Cataracts are primarily a disease of ageing. Instead of an operating to remove them, researchers are trying to make a cataract-dissolving-eye drops which can break down cataracts and restore transparency of the lens and vision.  Cataracts can be successfully removed with surgery, but this method is costly, and most individuals blinded by severe cataracts in developing countries go untreated. A characteristic of the condition is the mis-folding and clumping together of crucial proteins known as crystallins. So that our lenses are able to function well, crystallins (which we are born and live our whole lives with) must maintain both the transparency of fibre cells and their flexibility as the eyes' muscles constantly stretch and relax the lens to allow us to focus on objects at different distances.  Scientists at the University of California San Francisco exploited a key difference between correctly folded crystallins and their amyloid forms; finding that amyloids are much harder to dissolve. After researching over 2450 compounds and reducing them down to 12 they finally came to find, what they named, Compound 29. Compound 29 is both dissolvable in solution (so can be given in eye drops) and has the ability to dissolve amyloids that had already been formed.

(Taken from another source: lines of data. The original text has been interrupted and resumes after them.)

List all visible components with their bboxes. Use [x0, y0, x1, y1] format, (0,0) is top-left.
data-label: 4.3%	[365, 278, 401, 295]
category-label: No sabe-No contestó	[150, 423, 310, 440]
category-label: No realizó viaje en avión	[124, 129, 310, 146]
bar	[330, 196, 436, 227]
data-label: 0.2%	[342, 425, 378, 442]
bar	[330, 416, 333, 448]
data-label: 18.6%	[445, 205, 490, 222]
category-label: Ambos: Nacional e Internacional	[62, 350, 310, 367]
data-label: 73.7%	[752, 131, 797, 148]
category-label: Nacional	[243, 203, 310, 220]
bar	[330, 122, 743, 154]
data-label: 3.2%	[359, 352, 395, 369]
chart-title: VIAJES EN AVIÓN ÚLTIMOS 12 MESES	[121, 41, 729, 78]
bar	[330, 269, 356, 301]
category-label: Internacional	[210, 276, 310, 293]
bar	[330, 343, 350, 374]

Results were observed when Compound 29 eye drops were applied in mice that naturally developed age-related cataracts, and also when the compound was applied to human lens tissue affected by cataracts that had been removed during surgery. This technique will also be a great benefit to dogs that are also prone to developing cataracts as they grow old. Besides Compound 29's potential for cataract treatment, the insights gained through the research could have broader applications, especially in neurodegenerative disorders.